I haven’t even thrown in the slow-relationship-death-cohabitation phenomenon that is my own current holiday situation. I know some of you have already done this, so I’m telling you what you already know, but, phew, this shit is HARD. Hard in a way I could not truly appreciate until now, having been in this committed partnership since I was nineteen years old. The grief is many layered: grief over what’s lost, grief over what has changed, grief about the person you thought you knew or loved or could count on, grief about the family you had built, the agreed-upon narrative whose origins you now puzzle over. There is grief over what transpired, what you did and did not do about it in response, how long it took you to realize that your relationship’s narrative no longer matched up with its reality and, perhaps worst of all, grief that the person you once felt so totally seen by no longer seems to see you as you are.

Grief is not new to me, having lost my dad very suddenly and at an early age, but this experience feels akin to landing on a different planet in the same solar system. Grief is a vast wilderness, I suppose, and everyone’s landscape is populated uniquely. That’s part of why grieving can be so damn lonely; you can talk about it, describe it, point at it, express your dread, your despair, but ultimately, grief is a solitary endeavor. We each walk through and with our grief alone. 

At the same time, we are never the only ones engaged in the act of grieving, even as our individual grief is particular to us. We can always offer to accompany others as they journey through grief, sit and bear witness to the strange and painful communion that grieving demands. As any of us who have been granted such tenderness in such a primally raw time of life know, nothing makes a difference quite like presence given without expectation when you are so very badly in need of help. To have someone hold my hand as I make my way through a brand-new, daunting landscape is the greatest gift I have known. 

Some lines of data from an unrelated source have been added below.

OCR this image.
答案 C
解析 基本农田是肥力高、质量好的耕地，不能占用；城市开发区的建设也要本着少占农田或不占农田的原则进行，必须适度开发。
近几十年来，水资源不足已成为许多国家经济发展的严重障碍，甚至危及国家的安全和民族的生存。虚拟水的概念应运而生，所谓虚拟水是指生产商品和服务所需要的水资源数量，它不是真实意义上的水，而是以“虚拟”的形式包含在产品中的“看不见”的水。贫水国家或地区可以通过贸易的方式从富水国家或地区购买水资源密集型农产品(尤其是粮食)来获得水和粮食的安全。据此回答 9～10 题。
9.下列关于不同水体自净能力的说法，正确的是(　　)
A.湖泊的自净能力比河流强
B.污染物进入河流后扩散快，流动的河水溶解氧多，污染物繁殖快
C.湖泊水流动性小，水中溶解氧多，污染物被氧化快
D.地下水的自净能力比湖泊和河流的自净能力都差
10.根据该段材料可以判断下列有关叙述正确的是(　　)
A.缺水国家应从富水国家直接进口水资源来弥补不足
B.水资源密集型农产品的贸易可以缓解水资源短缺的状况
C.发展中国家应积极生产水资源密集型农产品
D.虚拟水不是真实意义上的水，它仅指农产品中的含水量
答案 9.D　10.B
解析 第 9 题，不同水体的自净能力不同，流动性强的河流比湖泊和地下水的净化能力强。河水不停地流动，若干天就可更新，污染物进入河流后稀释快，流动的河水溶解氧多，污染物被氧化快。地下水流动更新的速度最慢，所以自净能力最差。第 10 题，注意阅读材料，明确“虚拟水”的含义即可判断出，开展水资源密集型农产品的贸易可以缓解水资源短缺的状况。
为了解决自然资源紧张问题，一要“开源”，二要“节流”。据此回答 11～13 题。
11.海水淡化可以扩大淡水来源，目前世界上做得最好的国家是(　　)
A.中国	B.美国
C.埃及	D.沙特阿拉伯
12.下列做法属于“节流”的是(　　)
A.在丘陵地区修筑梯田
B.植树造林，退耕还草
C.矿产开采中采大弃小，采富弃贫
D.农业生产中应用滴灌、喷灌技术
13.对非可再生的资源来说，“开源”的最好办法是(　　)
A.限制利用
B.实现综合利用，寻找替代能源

What I’m saying is; in all of the hustle and bustle, remember to check on your people. Let the ones who are missing someone, or whose lives have been otherwise disrupted by unexpected or difficult change know that you are thinking of them. You don’t have to know exactly what to say—none of us do!—I simply try to remind myself that I’d prefer to say something over nothing and try to reach out in a way that does not oblige a response, sometimes even going so far as to spell that out (“Please don’t feel obligated to reply to me! If you heart this text, I’ll know it’s okay to send more.”)

Anyone who knows me knows that I love baby animal and baby human photos; folks will often text them to me or send them via Insta. In the past few difficult months, this seemingly simple gesture has often gotten me through the day, reminding me that I am not alone: I am thought of, I am loved, I am cared for, and there are precious and good things in this world that are my birthright as much as anyone else’s.

Merry Christmas, Happy Hanukkah, Amen.